ENTRETIEN. Biélorussie : "Le pire des cauchemars d'Alexandre Loukachenko, c'est un tête-à-tête exclusif avec la Russie"
La Biélorussie est de plus en plus isolée sur la scène internationale. La Russie lui témoigne toujours son soutien, mais Alexandre Loukachenko va sans doute devoir lui accorder des concessions. Entretien avec Arnaud Dubien, de l'Observatoire franco-russe à Moscou.

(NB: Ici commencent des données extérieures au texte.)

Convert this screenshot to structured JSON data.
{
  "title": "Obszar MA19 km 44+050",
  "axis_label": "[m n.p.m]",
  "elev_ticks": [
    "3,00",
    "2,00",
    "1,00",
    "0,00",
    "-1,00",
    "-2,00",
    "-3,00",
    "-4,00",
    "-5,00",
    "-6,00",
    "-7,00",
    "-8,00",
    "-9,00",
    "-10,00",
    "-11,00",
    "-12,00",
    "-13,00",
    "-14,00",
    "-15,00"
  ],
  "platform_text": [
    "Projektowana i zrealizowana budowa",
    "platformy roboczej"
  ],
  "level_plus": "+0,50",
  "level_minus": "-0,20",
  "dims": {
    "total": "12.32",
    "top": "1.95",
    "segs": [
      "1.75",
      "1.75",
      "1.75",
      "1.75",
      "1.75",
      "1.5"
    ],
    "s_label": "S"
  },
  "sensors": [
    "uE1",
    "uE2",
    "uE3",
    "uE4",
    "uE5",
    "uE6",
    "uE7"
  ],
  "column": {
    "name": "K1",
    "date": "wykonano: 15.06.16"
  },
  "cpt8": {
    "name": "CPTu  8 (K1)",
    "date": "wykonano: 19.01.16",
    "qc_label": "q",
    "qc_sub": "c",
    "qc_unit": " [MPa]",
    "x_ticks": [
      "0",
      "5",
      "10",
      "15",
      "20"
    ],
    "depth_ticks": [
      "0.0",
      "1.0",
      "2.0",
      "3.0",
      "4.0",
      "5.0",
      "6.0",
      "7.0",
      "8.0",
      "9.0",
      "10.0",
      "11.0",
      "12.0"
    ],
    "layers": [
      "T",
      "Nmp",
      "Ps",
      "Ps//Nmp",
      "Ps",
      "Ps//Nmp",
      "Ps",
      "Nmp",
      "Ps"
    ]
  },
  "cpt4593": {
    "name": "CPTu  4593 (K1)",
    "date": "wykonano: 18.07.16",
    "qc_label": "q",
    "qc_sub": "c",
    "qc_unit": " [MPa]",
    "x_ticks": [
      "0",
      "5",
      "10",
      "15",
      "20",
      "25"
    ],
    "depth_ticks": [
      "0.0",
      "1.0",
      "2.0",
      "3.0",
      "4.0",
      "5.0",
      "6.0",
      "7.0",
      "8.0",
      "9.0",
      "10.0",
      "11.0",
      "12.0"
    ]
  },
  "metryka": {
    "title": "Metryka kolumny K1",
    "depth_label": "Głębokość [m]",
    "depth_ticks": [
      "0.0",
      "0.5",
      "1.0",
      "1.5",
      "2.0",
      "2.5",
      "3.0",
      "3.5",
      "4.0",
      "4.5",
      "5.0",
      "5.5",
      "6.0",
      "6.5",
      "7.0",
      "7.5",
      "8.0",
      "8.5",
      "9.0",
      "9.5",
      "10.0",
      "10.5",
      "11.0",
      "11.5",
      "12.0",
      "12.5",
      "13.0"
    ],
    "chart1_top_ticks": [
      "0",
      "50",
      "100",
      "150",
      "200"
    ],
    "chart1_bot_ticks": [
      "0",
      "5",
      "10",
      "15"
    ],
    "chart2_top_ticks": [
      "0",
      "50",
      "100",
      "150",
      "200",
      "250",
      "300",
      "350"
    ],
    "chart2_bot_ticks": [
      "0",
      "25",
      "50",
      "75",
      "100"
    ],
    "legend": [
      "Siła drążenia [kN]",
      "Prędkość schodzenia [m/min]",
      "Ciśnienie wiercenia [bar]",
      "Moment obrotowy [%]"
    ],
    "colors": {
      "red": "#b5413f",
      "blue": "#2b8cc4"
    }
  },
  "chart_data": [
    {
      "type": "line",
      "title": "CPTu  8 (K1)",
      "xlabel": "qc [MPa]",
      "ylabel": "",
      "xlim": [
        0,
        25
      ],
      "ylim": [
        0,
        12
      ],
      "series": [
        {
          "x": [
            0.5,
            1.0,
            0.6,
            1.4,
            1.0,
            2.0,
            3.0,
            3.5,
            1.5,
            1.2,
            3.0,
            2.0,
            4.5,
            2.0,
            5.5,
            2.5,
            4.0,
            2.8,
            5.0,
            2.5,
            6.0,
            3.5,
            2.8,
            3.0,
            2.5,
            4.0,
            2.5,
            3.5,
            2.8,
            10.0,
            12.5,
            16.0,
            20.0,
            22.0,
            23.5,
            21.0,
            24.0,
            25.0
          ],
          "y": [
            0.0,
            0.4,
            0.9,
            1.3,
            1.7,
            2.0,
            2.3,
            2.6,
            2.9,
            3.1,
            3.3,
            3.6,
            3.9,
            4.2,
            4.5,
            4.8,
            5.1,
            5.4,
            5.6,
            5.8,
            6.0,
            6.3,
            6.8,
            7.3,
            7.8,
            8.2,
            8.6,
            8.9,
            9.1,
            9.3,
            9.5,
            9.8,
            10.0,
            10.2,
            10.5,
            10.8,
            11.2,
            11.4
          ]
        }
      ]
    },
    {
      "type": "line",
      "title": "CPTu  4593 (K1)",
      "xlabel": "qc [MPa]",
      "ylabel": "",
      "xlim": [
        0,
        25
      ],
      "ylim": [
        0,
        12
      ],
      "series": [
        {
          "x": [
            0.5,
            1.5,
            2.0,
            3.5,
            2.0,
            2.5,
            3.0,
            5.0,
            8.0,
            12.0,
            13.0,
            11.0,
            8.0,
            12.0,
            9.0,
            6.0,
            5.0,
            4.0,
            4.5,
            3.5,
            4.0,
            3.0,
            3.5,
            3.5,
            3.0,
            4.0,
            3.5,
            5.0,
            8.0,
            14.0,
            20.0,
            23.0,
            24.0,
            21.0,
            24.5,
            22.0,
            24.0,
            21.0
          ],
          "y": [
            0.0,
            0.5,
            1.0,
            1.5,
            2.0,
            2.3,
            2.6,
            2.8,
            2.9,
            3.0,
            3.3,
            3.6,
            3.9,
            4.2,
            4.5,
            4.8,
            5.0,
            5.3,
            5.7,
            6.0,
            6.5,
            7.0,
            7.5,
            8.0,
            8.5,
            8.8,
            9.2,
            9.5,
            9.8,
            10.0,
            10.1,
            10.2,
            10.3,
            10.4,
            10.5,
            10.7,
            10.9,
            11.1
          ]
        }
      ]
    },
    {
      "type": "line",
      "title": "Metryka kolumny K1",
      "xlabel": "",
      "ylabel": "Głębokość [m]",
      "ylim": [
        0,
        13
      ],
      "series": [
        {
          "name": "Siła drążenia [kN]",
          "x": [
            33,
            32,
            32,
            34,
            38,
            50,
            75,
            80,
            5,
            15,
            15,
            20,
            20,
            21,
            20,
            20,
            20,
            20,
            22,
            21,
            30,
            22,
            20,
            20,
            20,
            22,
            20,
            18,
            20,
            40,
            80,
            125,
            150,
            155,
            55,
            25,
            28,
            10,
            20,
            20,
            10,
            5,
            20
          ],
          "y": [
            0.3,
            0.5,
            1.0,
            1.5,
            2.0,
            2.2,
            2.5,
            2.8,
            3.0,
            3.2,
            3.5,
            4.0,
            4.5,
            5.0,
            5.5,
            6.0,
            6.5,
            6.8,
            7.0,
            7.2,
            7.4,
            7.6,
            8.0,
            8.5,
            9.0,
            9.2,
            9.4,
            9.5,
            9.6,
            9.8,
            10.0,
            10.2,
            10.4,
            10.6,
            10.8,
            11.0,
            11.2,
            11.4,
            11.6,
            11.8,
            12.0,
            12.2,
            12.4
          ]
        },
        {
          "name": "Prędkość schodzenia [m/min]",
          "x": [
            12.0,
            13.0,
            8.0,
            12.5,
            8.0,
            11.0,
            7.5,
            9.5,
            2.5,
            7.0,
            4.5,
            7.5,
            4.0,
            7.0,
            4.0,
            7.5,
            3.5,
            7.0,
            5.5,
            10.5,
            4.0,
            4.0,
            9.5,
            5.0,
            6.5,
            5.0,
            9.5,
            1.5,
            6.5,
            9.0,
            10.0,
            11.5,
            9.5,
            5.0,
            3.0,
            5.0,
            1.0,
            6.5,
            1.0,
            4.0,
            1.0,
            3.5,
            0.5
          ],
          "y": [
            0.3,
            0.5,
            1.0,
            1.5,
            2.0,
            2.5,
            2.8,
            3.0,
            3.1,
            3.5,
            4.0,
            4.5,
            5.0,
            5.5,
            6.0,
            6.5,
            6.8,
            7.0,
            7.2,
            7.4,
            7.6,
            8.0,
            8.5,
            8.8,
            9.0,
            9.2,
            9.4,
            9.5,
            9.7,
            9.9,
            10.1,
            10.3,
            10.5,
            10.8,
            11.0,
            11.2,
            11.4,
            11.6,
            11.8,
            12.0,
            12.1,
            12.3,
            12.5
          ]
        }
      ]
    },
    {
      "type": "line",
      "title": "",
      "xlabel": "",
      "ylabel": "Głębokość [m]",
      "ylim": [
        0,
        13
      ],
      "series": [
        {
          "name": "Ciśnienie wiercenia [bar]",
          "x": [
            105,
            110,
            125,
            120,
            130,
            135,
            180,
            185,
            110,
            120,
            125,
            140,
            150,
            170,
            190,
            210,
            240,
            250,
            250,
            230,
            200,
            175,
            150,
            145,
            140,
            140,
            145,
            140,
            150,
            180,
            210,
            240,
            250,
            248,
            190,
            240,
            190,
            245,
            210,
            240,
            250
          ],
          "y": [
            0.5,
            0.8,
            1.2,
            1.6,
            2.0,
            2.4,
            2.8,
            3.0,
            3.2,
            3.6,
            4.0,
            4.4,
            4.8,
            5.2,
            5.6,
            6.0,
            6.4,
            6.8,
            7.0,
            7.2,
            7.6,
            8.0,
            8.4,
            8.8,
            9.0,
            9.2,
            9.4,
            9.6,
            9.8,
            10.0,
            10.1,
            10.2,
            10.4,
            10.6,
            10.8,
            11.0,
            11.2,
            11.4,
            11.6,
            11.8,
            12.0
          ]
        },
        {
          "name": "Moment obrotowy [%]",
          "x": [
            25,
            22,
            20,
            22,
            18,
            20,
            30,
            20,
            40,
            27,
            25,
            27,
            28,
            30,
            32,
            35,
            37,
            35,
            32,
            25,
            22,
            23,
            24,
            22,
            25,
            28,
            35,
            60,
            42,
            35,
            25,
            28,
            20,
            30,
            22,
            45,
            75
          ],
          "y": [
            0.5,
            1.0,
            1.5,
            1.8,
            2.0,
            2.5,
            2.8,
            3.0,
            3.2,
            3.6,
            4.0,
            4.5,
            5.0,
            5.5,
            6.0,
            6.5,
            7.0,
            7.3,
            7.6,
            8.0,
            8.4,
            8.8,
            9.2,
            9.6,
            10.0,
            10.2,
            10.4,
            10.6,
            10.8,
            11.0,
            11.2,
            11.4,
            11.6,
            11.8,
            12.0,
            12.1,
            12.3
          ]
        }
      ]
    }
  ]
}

Avec l'entrée en vigueur de restrictions contre son espace aérien, la Biélorussie se retrouve de plus en plus isolée en Europe. Minsk, la capitale, est accusée d'avoir délibérément dérouté, dimanche 23 mai, un avion de ligne, sur un vol Athènes-Vilnius, pour arrêter l'opposant politique Roman Protassevitch qui se trouvait à bord.
Sur le plan international, les regards se tournent de plus en plus vers la Russie, principal soutien du pays, qui semble détenir quelques clés dans l'avenir du régime d'Alexandre Loukachenko. Explications d'Arnaud Dubien, directeur de l'Observatoire franco-russe à Moscou et chercheur associé à l'Iris (Institut de relations internationales et stratégiques).
Franceinfo : Faut-il voir un rôle de la Russie dans l'affaire de ce détournement d'avion vers la Biélorussie ?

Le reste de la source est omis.